Elizabeth Bartholet, a Law School professor who signed the Globe letter, said she wishes Harvard had taken more of a leadership role against the federal government, which she claims is pressuring universities to lead investigation processes that deny due process rights to the accused.
“I think the federal government is primarily at fault, if you will, but then I fault Harvard University for not taking a good look at what the the federal government was demanding, deciding on the merits whether it was good or bad, making the commitment to fight against those aspects that were being pushed that were in fact bad policy, and then performing a leadership role,” Bartholet said.

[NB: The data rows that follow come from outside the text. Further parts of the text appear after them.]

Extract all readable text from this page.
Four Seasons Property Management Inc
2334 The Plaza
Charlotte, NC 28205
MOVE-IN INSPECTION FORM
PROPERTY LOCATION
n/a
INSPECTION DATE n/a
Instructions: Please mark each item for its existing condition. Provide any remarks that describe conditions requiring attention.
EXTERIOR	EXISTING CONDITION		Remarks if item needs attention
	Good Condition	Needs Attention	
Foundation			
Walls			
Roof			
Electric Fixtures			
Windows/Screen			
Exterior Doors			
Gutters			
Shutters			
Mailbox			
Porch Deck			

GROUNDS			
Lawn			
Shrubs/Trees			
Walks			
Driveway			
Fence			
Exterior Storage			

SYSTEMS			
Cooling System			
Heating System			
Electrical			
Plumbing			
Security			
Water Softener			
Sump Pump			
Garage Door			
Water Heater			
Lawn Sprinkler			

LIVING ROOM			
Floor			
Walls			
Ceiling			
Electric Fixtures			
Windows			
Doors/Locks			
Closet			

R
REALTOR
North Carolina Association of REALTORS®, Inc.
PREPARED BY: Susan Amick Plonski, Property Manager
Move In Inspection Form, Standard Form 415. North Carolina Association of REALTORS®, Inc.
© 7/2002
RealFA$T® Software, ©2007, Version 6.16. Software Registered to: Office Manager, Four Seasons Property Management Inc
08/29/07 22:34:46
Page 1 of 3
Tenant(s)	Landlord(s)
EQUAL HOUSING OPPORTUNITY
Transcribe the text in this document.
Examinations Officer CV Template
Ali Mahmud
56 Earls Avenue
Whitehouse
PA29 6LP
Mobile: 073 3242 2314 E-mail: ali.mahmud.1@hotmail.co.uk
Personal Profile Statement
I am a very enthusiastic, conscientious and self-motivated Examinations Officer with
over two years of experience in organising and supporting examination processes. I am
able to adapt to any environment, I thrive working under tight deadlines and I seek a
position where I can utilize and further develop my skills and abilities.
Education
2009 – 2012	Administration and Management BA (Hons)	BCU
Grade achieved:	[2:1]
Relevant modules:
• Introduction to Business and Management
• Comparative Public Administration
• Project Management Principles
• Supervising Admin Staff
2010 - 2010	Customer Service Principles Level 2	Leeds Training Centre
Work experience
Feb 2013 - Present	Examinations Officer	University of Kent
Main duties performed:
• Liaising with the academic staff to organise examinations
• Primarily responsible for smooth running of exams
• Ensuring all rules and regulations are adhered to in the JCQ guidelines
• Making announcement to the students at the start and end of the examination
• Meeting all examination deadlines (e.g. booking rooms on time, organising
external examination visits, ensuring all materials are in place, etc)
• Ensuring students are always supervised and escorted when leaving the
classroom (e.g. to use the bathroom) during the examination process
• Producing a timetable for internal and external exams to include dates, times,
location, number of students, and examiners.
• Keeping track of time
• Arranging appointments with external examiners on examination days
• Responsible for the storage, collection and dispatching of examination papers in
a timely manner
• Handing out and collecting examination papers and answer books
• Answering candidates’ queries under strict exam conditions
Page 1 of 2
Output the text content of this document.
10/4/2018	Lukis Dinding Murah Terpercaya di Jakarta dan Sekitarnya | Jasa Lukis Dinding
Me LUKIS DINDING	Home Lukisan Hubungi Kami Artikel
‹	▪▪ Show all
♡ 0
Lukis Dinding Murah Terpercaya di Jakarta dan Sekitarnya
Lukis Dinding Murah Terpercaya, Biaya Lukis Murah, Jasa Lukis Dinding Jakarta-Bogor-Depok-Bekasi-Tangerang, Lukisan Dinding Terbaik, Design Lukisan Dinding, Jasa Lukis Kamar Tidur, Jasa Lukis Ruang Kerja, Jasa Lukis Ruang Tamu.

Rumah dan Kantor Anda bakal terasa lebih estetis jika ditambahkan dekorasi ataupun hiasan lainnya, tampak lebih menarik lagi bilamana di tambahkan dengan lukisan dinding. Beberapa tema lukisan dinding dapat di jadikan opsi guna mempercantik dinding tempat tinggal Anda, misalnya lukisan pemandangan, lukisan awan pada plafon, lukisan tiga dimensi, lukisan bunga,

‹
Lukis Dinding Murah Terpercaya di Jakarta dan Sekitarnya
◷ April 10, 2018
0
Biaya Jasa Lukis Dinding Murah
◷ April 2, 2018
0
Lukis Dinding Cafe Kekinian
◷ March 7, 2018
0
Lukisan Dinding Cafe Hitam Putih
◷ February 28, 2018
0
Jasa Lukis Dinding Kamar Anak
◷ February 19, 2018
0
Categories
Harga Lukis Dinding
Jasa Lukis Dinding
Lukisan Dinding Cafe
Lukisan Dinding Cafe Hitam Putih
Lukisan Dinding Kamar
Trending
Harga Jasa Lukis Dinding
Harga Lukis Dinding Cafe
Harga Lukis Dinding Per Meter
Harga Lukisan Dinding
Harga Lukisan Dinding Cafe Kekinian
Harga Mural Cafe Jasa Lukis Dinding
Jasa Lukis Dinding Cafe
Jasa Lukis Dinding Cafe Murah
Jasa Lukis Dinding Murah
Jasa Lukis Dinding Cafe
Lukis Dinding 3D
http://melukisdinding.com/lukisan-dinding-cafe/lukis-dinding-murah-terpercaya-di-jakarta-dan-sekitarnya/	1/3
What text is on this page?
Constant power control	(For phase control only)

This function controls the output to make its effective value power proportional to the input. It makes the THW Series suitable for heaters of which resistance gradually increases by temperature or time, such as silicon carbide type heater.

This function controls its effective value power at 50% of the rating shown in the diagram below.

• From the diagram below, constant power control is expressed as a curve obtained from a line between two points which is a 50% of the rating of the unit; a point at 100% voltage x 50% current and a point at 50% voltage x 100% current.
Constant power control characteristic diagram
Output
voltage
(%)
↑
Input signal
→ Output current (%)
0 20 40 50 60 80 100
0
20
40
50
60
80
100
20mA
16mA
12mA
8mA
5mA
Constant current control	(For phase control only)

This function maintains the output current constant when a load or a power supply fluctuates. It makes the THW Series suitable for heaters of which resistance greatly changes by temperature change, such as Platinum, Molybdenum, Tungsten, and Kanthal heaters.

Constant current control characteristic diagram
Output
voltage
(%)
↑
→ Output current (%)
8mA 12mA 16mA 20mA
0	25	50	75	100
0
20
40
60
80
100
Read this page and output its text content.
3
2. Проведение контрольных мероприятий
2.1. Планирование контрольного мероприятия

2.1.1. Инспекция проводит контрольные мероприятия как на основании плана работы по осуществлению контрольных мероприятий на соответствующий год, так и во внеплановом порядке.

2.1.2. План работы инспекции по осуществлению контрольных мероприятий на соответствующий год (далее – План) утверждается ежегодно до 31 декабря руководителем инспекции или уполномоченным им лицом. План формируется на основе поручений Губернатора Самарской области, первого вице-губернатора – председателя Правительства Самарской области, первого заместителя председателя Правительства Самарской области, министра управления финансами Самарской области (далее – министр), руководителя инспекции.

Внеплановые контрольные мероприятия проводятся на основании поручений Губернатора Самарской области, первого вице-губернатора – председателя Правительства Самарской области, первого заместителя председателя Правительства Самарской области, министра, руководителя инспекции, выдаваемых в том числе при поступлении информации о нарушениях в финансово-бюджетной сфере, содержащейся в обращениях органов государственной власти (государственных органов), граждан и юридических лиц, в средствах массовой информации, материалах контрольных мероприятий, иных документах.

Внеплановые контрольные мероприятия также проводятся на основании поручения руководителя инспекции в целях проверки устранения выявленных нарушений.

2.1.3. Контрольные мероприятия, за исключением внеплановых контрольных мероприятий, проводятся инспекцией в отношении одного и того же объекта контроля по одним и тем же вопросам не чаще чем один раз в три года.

And while praising the University’s new policy, undergraduate and graduate activists then argue that Harvard is not doing enough. Instead of primarily lobbying for procedural changes, they hold that Harvard must bolster training, transparency, and consistency in resources for victims. In direct response to students, the Title IX office released additional information on the University’s policy this semester, but leaders of student activist group Our Harvard Can Do Better argue that more clarifying materials must be quickly released.
“Harvard has made all these statements in the past year and made all these surface level cosmetic changes to the policy, but in practice the way that they do things really hasn’t changed at all," said Jessica R. Fournier ’17, an organizer for Our Harvard Can Do Better.
SEEKING AN INTERSECTION
Pulled in different directions by its affiliates, it is essentially impossible for Harvard, activists and lawyers acknowledge, to satisfy all critics. But even with that reality, some call on Harvard to increase avenues for input on the issue to alleviate tensions.
“I think the University is pulled in a lot of different directions when it comes to trying to do the right thing,” Bruno said. “I think it's a good thing for them to be swayed by the public consciousness on their campus.”
Undergraduate organizers cautioned against extrapolating strong disagreement in values from the critical Law School professors, but argued that if the debate has shown anything, it is that Harvard needs to better consult all of its constituents.
“You might think that at core there is a disagreement in values that might be happening between, say, student activists and Law School professors, but I think that's an assumption that I would really push on, because we haven’t seen an open and honest discussion,” said Emily M. Fox-Penner ’17 of Our Harvard Can Do Better.
Janet E. Halley, one of the Law professors who signed the Globe letter and has played a leadership role in pushing for changes to the Law School’s Title IX procedures, also argued that engaging students is crucial.
“We really need to be walking towards the students and saying, 'What is this really about?'” Halley said.
Student activists also caution that the debate should not stall change: “Increased training and increased resources can be done regardless of where this debate over the policy stands,” said MaryRose Mazzola, a Kennedy School of Government student and organizer for Harvard Students Demand Respect, a graduate student group focused on sexual violence prevention.
For the time being, Karvonides and the University said they will continue to respond to concerns from various constituents. But Karvonides said she hopes next year will bring a new form of dissonance.
“I hope as we go into next year that some of the debate might be less polarized,” Karvonides said.